Conclusion – Happily Ever After
By the end of Beauty and the Beast, Belle comes back to the castle and climbs to the West Wing balcony where she finds the Beast after his struggle with Gaston. He climbs up to her and they hold hands, and while they embrace, Gaston suddenly appears from behind and stabs the Beast. But then he loses his balance and falls to his death, removing him from the picture for good. Thought Belle saves the Beast before he can fall, he dies from his injuries. Belle is heartbroken and confesses that she loves him just as the last petal falls from the rose. This causes the spell to break and the Beast is brought back to life in his human form, as do all of his servants, especially after him and Belle kiss. Like many other fairy tales, Beauty and the Beast ended happily because Belle was able to look past the Beast's exterior and into his heart of gold, where she found the man of her dreams.

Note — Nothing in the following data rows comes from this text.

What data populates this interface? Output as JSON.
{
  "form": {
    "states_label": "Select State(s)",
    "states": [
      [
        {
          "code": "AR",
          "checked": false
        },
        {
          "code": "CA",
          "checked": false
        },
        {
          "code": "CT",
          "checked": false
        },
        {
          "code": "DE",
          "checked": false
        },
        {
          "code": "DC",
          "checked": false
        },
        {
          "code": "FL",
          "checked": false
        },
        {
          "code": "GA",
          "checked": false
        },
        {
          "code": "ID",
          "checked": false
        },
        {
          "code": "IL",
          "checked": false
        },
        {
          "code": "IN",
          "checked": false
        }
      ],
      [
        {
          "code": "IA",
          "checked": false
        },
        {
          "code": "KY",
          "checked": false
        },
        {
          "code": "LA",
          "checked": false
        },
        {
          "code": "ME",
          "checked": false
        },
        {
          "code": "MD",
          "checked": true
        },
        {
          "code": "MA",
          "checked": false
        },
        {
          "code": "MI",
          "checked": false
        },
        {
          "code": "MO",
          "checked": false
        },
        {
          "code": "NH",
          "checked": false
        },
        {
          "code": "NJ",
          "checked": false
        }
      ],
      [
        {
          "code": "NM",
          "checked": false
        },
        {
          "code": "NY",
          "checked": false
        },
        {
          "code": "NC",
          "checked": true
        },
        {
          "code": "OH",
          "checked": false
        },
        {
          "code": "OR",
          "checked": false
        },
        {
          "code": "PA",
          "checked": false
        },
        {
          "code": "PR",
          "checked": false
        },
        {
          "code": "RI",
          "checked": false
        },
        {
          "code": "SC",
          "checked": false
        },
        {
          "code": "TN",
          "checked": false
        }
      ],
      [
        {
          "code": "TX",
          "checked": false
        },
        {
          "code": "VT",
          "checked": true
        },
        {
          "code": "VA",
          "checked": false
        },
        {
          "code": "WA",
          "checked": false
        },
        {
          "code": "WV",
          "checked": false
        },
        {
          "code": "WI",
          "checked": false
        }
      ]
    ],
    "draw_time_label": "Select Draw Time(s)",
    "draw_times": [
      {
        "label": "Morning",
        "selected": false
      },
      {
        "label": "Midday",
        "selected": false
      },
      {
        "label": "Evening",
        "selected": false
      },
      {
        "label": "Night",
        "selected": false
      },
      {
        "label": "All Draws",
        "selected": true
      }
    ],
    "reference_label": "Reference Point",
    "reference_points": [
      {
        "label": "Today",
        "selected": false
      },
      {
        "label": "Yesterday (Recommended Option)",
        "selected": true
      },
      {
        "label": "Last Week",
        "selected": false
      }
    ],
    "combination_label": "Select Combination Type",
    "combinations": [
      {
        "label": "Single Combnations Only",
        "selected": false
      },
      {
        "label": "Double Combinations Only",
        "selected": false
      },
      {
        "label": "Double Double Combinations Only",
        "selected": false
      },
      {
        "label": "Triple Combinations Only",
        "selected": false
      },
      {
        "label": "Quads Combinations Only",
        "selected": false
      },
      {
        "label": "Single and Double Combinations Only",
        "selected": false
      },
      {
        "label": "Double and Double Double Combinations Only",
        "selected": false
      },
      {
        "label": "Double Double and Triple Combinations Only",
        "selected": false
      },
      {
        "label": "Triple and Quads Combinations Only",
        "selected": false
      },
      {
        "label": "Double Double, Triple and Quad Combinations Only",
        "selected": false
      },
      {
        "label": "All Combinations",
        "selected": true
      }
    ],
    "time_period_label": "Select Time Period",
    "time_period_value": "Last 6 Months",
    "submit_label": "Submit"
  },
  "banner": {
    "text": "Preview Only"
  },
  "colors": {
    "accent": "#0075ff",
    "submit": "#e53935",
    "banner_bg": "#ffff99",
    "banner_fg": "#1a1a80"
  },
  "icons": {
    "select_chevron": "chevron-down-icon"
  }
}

In Hey Arnold!, Lila was finally out of the picture when Arnold's crush on her ended in "Timberly Loves Arnold," and series creator Craig Bartlett said he wanted this to happen in order to make more room for Arnold's relationship with Helga by the release of the films. Unfortunately, the show ended abruptly as it was supposed to conclude with the unproduced second film, The Jungle Movie. In it, Arnold would have finally reciprocated Helga's feelings and realized they were meant for each other. But Bartlett himself said that Arnold and Helga are meant for each other and would end up together in the long run. So while it was not seen, this series would have also had a happy fairy tale ending for our hero because he would have looked further beyond Helga's rough exterior and into her interior more carefully. And in doing so, he would have finally found the girl of his dreams.